The dotted orange line on each graph is the Pareto Frontier. Notice its shape: as you move from right to left along the line to achieve greater fairness (a lower Wasserstein-2 distance), the line curves upward, indicating a higher model error (a higher L²). This visually confirms the trade-off: making the model fairer for groups comes at the cost of making it less accurate overall.
This isn't a problem that can be "solved" with better math. It's a fundamental tension. The critical question then becomes: who gets to decide which point on this frontier is the right one?
- Beyond the Code: The Human Choices Behind AI
It's a common misconception that algorithms are objective tools that discover a single "true" solution to a problem. The reality is that algorithms are entirely human constructs, and the model-building process is a complex one involving numerous subjective choices. Every one of these choices can shape the final model and the results it produces, impacting its fairness and accuracy.
So what does this process actually look like? Here are just a few of the critical human judgments involved:
- Defining the Goal: Before any code is written, designers must decide what quality they are trying to predict. What makes a "good employee" or a "high-risk defendant"? Since these concepts can't be measured directly, designers must choose a measurable "target variable" to act as a proxy—for example, using "future arrests" as a proxy for the risk of re-offending. This initial choice is a subjective judgment that frames the entire problem.

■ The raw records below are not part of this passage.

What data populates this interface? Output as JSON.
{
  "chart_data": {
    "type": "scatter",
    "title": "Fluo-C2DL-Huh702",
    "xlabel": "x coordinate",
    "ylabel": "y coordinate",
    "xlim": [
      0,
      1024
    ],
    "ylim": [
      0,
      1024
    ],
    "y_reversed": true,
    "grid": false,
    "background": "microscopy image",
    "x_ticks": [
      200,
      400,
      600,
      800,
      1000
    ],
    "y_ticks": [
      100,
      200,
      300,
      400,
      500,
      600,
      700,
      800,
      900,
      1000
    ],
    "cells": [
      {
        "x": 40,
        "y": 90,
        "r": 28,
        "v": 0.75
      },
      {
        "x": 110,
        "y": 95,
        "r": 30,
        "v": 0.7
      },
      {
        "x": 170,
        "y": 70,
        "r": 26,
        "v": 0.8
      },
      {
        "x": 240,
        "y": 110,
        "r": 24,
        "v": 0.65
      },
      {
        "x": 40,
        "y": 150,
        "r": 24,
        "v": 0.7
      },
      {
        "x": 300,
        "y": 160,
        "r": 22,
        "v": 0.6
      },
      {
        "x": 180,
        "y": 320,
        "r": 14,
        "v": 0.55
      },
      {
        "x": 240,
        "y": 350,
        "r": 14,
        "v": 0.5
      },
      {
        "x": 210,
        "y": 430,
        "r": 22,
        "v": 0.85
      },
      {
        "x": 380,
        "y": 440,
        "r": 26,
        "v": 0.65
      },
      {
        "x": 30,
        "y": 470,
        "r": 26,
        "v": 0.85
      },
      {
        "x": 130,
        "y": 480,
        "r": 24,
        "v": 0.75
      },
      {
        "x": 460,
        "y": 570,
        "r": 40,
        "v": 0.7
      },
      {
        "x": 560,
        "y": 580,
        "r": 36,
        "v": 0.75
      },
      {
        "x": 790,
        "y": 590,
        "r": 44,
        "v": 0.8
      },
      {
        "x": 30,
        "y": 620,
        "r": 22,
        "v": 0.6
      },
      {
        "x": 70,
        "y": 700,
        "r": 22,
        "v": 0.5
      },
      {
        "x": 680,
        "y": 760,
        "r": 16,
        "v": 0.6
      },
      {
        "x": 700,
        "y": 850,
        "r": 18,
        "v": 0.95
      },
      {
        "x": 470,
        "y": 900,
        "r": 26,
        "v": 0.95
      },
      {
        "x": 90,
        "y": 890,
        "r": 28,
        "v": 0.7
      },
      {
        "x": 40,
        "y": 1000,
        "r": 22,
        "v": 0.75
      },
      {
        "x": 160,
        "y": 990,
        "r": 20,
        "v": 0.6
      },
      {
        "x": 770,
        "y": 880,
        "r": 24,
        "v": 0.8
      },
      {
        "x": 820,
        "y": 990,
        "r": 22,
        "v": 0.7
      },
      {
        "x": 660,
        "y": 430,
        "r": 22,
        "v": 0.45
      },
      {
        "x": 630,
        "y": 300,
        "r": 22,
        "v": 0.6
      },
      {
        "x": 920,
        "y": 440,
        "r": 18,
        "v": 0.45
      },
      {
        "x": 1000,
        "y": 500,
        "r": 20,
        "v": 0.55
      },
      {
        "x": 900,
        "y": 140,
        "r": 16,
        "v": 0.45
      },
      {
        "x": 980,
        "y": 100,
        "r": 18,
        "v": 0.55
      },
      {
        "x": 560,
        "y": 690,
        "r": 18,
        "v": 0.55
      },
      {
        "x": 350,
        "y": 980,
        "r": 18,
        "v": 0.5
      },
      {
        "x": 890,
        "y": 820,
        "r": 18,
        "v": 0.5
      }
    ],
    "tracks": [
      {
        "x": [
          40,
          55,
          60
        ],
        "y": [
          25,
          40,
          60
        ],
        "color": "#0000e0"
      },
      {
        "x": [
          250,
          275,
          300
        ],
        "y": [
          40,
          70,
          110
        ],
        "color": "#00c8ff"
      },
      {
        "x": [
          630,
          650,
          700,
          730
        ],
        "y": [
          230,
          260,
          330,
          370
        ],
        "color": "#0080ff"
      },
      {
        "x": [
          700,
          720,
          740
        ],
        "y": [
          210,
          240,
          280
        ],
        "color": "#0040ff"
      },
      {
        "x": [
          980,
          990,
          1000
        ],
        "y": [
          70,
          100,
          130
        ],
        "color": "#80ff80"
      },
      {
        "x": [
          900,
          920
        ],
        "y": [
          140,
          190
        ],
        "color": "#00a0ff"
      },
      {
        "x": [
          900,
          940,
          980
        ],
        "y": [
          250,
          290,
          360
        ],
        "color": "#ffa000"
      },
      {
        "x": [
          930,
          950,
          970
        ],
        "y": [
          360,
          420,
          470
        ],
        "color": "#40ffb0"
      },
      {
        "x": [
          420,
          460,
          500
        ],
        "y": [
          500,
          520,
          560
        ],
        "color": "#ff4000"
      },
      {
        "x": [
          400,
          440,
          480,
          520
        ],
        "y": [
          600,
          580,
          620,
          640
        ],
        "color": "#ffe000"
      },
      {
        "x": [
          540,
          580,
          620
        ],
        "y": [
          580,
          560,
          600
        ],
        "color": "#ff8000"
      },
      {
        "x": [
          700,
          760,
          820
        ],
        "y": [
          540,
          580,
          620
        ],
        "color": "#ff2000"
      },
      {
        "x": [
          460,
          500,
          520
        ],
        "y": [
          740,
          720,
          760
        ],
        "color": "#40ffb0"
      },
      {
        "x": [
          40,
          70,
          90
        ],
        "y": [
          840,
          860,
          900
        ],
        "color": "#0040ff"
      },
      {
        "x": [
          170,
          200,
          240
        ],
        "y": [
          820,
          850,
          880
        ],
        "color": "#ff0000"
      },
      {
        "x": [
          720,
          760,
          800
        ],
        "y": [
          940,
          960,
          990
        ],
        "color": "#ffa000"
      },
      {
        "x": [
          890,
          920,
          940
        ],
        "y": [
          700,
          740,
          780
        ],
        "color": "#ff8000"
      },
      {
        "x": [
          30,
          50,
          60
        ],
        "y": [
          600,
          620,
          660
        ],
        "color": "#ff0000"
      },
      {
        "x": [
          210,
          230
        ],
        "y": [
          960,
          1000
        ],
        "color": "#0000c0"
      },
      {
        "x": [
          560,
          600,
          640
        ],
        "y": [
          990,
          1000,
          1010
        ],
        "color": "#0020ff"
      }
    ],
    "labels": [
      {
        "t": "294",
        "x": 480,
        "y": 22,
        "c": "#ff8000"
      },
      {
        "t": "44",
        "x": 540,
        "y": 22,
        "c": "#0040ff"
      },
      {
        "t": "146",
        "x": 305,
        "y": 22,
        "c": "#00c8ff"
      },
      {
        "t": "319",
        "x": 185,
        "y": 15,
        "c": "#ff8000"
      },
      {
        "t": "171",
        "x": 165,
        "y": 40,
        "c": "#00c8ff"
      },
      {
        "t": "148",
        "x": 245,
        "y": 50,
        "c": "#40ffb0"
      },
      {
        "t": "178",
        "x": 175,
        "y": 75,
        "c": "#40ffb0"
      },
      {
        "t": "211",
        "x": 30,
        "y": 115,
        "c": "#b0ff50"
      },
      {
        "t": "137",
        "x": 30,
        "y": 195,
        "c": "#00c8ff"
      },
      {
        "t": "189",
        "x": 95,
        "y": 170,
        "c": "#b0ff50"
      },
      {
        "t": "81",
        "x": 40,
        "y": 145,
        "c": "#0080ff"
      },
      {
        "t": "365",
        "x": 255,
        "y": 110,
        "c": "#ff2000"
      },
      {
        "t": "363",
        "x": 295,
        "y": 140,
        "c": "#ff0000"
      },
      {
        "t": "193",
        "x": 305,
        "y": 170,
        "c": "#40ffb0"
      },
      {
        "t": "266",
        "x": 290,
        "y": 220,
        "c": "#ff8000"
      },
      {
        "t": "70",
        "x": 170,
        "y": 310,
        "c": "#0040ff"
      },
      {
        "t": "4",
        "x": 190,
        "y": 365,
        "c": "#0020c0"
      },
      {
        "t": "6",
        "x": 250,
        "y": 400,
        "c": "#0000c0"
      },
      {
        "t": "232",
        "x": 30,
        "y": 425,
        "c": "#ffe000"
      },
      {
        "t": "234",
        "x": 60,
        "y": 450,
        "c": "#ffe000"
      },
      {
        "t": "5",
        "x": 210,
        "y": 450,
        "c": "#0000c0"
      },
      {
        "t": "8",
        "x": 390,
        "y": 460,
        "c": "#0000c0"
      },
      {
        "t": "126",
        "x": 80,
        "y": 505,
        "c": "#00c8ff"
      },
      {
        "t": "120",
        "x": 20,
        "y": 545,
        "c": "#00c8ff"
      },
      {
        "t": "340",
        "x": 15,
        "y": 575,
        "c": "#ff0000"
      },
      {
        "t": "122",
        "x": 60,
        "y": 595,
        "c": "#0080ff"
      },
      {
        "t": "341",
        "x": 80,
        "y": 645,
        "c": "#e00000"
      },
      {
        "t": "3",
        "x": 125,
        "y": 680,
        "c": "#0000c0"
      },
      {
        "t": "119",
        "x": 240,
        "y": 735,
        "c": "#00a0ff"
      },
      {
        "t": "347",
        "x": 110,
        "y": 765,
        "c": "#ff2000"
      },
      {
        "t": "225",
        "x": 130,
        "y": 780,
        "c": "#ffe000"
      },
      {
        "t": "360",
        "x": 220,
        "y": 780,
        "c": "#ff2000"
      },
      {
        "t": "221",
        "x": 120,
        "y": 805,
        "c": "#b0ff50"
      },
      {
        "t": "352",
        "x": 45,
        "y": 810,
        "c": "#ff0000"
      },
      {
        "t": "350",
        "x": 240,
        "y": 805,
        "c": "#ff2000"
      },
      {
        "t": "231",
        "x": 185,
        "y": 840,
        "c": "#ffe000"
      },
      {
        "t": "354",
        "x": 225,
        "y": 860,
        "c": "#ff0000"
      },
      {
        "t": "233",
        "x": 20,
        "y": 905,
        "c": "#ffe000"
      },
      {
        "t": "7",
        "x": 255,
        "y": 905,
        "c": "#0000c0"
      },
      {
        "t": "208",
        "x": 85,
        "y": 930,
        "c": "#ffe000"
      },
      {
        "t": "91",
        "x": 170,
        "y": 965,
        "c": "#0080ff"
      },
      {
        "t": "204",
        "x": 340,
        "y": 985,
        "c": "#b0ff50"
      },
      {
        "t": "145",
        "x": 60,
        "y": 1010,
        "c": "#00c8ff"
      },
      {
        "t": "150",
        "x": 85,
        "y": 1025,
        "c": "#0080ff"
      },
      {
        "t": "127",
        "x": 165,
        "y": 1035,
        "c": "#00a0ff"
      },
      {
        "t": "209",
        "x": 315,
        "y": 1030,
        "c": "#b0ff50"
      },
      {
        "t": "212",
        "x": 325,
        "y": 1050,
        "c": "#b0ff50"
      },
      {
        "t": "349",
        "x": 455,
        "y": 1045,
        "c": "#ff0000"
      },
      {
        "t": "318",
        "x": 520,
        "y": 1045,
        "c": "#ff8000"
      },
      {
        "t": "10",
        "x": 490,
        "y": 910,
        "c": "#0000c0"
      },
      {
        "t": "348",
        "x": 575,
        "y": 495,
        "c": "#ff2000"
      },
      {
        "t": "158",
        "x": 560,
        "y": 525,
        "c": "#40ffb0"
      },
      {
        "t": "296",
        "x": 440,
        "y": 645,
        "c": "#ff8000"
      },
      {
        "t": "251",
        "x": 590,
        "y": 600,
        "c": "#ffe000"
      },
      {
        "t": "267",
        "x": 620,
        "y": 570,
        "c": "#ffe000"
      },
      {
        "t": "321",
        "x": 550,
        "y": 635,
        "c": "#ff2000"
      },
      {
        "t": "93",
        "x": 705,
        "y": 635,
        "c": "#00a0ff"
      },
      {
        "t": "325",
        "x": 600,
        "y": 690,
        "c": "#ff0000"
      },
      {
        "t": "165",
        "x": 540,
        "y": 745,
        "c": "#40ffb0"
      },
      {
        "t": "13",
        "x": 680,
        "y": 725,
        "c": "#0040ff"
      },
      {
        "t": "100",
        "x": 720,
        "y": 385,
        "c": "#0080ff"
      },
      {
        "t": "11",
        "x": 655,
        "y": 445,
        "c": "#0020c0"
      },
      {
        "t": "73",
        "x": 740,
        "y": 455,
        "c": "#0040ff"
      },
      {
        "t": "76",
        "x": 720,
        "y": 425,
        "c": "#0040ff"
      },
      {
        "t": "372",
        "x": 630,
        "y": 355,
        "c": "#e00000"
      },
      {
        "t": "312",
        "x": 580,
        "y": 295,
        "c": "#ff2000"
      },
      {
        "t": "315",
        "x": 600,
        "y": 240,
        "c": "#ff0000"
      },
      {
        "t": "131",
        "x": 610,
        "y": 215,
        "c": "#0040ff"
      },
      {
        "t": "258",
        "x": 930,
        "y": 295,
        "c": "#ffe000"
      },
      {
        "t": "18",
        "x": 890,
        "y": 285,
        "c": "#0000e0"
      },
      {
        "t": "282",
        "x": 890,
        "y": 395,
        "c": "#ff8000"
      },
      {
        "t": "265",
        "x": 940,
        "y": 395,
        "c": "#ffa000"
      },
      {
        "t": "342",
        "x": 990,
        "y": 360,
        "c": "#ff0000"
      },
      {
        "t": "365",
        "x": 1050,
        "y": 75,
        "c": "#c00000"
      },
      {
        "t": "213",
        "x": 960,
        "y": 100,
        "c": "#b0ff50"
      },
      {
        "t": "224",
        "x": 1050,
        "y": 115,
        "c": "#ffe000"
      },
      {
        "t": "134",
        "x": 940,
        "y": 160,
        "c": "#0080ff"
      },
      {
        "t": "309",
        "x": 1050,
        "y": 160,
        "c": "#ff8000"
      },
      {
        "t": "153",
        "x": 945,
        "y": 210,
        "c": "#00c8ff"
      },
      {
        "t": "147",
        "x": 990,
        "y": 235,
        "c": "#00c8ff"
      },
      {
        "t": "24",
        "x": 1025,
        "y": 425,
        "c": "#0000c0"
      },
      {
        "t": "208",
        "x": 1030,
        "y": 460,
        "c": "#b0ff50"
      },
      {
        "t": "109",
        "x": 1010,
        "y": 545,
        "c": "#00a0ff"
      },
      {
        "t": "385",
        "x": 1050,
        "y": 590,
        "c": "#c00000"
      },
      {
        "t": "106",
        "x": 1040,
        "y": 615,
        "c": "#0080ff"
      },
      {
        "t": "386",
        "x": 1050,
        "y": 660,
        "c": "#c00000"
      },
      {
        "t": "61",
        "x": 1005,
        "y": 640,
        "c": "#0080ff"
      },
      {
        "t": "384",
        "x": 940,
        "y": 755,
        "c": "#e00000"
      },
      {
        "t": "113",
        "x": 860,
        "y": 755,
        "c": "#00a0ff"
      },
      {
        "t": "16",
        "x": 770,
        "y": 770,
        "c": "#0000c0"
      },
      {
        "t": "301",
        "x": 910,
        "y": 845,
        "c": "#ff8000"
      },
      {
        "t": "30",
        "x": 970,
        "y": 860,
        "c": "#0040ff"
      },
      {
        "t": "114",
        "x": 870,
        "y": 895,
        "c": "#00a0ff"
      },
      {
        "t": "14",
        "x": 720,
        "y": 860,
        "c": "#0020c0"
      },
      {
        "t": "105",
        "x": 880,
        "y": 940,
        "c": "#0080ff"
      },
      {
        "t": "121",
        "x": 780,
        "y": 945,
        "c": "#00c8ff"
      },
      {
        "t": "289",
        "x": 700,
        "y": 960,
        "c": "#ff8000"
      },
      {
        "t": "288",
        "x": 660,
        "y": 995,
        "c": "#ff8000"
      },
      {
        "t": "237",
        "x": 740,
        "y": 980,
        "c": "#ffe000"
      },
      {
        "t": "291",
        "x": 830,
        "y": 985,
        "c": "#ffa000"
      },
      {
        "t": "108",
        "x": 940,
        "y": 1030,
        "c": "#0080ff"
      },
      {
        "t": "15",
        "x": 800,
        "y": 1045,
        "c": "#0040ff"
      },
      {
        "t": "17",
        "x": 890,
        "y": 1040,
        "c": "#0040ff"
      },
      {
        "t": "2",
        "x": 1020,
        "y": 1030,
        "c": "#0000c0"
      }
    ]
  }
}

- Selecting the Data: Designers must choose which datasets to use for training the model. They have to decide how to handle missing information, what to do with outliers (extreme data points), and whether the data is truly representative of the population. Each of these decisions can either introduce or amplify existing biases.
- Choosing the Model: There isn't just one type of algorithm for a given task. Designers can choose from many different models, such as logistic regression, random forests, or neural networks. They must use their judgment to select one, weighing various trade-offs between complexity, interpretability, and performance.
Because there is no single "correct" model for any given problem, no individual is truly entitled to a specific outcome. The final algorithm is a reflection of the values and choices of its creators. The decision of where to operate on the Pareto frontier—choosing the balance between fairness and accuracy—is ultimately a subjective, ethical choice, not just a technical one.
- What This Means for Us: Key Takeaways
Understanding the trade-offs in AI fairness is crucial for anyone interested in the future of technology and society. Here are the core ideas to take away:
- Fairness is Not One Thing "Fairness" has multiple, often competing, definitions. The most common conflict is between Group Fairness (ensuring equal outcomes for different demographic groups) and Individual Fairness (ensuring similar treatment for similar individuals).
- There is Always a Trade-off You can't always have it all. Achieving one type of fairness often comes at the cost of another, or at the cost of the model's overall accuracy. This is not a flaw to be fixed, but an inherent tension that must be consciously managed.
- AI Fairness is a Human Problem Algorithms are not objective or neutral; they are built by people making subjective choices about goals, data, and trade-offs. Creating "fair AI" is therefore a sociotechnical challenge that requires us to think carefully about our societal values, not just to search for a perfect mathematical solution.